It is not any one cigarette or one extra drink that is ruinous to the health. The damage is done over the years, almost imperceptibly. Grave threats to the health of democracy can also accrue so incrementally that they draw little attention.
A committee of peers diagnose one such danger today in a report on the steady creep of surveillance. The charge of hysteria is routinely used to sweep aside such talk when it comes from crusading journalists and pressure groups.
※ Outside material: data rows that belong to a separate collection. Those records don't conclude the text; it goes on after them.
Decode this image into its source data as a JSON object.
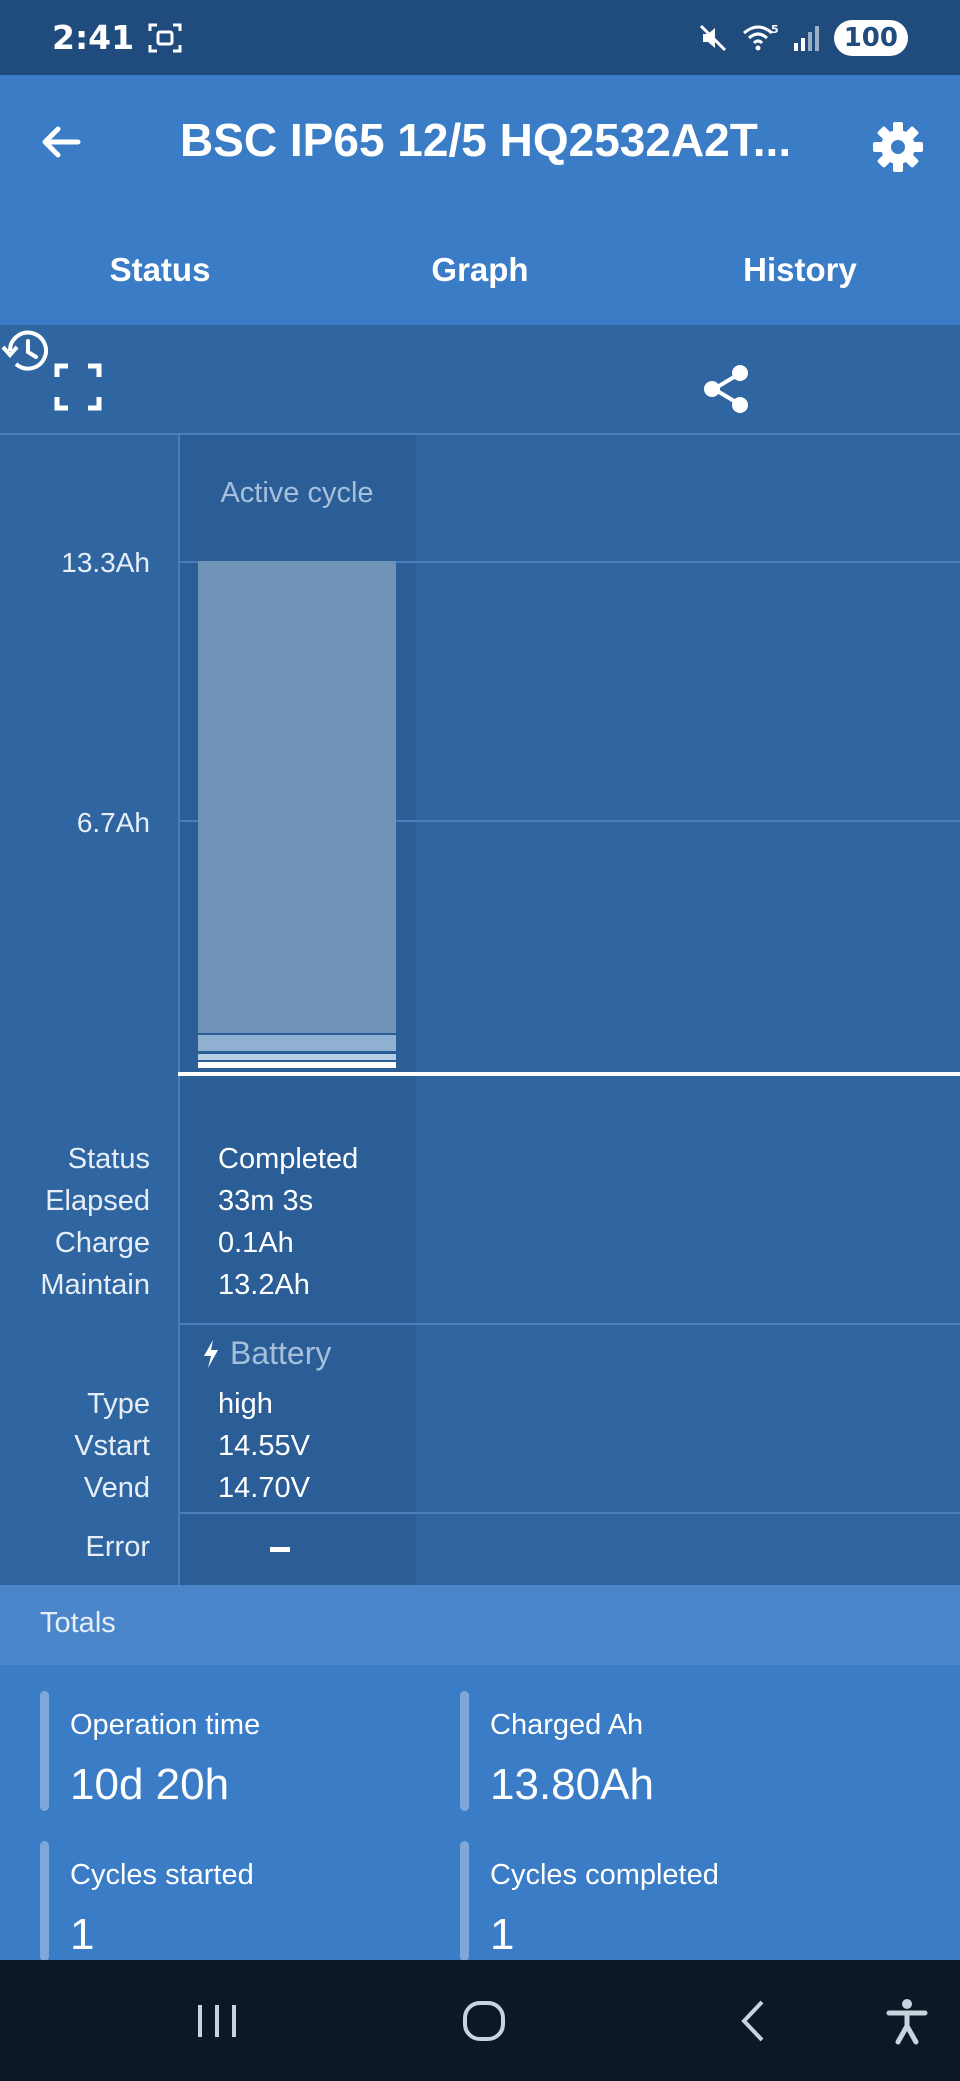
{
  "status_bar": {
    "time": "2:41",
    "battery": "100"
  },
  "app_bar": {
    "title": "BSC IP65 12/5 HQ2532A2T...",
    "tabs": [
      {
        "label": "Status"
      },
      {
        "label": "Graph"
      },
      {
        "label": "History"
      }
    ]
  },
  "graph": {
    "column_header": "Active cycle",
    "y_labels": [
      "13.3Ah",
      "6.7Ah"
    ],
    "rows": [
      {
        "label": "Status",
        "value": "Completed"
      },
      {
        "label": "Elapsed",
        "value": "33m 3s"
      },
      {
        "label": "Charge",
        "value": "0.1Ah"
      },
      {
        "label": "Maintain",
        "value": "13.2Ah"
      }
    ],
    "battery_header": "Battery",
    "battery_rows": [
      {
        "label": "Type",
        "value": "high"
      },
      {
        "label": "Vstart",
        "value": "14.55V"
      },
      {
        "label": "Vend",
        "value": "14.70V"
      }
    ],
    "error_label": "Error"
  },
  "totals": {
    "header": "Totals",
    "items": [
      {
        "label": "Operation time",
        "value": "10d 20h"
      },
      {
        "label": "Charged Ah",
        "value": "13.80Ah"
      },
      {
        "label": "Cycles started",
        "value": "1"
      },
      {
        "label": "Cycles completed",
        "value": "1"
      }
    ]
  },
  "icons": {
    "back": "arrow-left-icon",
    "settings": "gear-icon",
    "expand": "expand-icon",
    "share": "share-icon",
    "history": "history-icon"
  }
}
The Lords constitutional affairs committee, however, cannot be dismissed the same way. A more dignified band of dignitaries would be hard to imagine - it includes a former attorney general who is a conservative champion of that antiquated role, a Tory expert on the constitution, and a founder of that force of militant moderation that was called the SDP.
Their insistence that mundane data collection "risks undermining the fundamental relationship between the state and the citizen" may be dramatic, but it is rooted in careful argument. Privacy is not only a precondition to a life of any quality, it is part of the meaning of liberty. The rule of law in Britain is not codified in a constitution, but underpinned by shared support for the twin ideals of executive restraint and individual freedom.
Under the gaze of 4 million CCTV cameras, and in the face of the burgeoning electronic tabs being kept on citizens, both ideals are strained. Bit by bit the state - and private firms - cease to believe that the courtroom is the place to hold individuals to account, and instead grow used to monitoring them in all sorts of contexts in the name of convenience. Bit by bit, meanwhile, individuals learn to live with the ubiquitous prying eye.
Technical change rather than political choice explains much of this drift. As collecting information gets cheaper and easier, it starts being collated in ways that no one would have dreamed up in the past. The committee does not dispute that this can bring gains, from cracking crimes to ensuring patients receive consistent treatment. As with complex derivatives in the City, however, the great problem has been that regulation has not kept pace with innovation.
The peers suggest sensible steps to redress the balance - for instance, a new requirement on public bodies and firms to encrypt the personal data they hold to cut the risk of it falling into the wrong hands. An independent review of the proclaimed but largely unproven benefits of CCTV could help ensure it is used only where it really does make a difference. Automatic assessment of what government announcements mean for privacy - something already required for race equality and red tape - would build a prompt into the system so that Whitehall would get into the habit of considering the issue, a prompt that could help to turn the tide.
Failure to think is not always the problem - sometimes it is bad deliberate decisions. The peers rightly insist that it is just not acceptable for the state to hang on to the DNA of individuals never convicted of a crime, purely on the arbitrary basis that they once came under suspicion. Strasbourg recently said the same thing, in a ruling that must now be given effect. The wide powers to snoop that council officers have been handed need to be trimmed. Judicial oversight is part of the answer; another part is making sure the powers are used proportionately. Following someone suspected of a violent crime is one thing; following a parent suspected of fibbing about their address to get their child into the right school is quite another.
One of the few shortcomings of the Lords report is its silence on those threats to privacy that ministers are currently pushing, notably the super-database on mobile communications. That silence may be the price for achieving all-party consensus. Even after that price has been paid, however, the committee has done invaluable work. It has nailed the age-old lie on surveillance - by asserting that those with nothing to hide can still have a great deal to fear.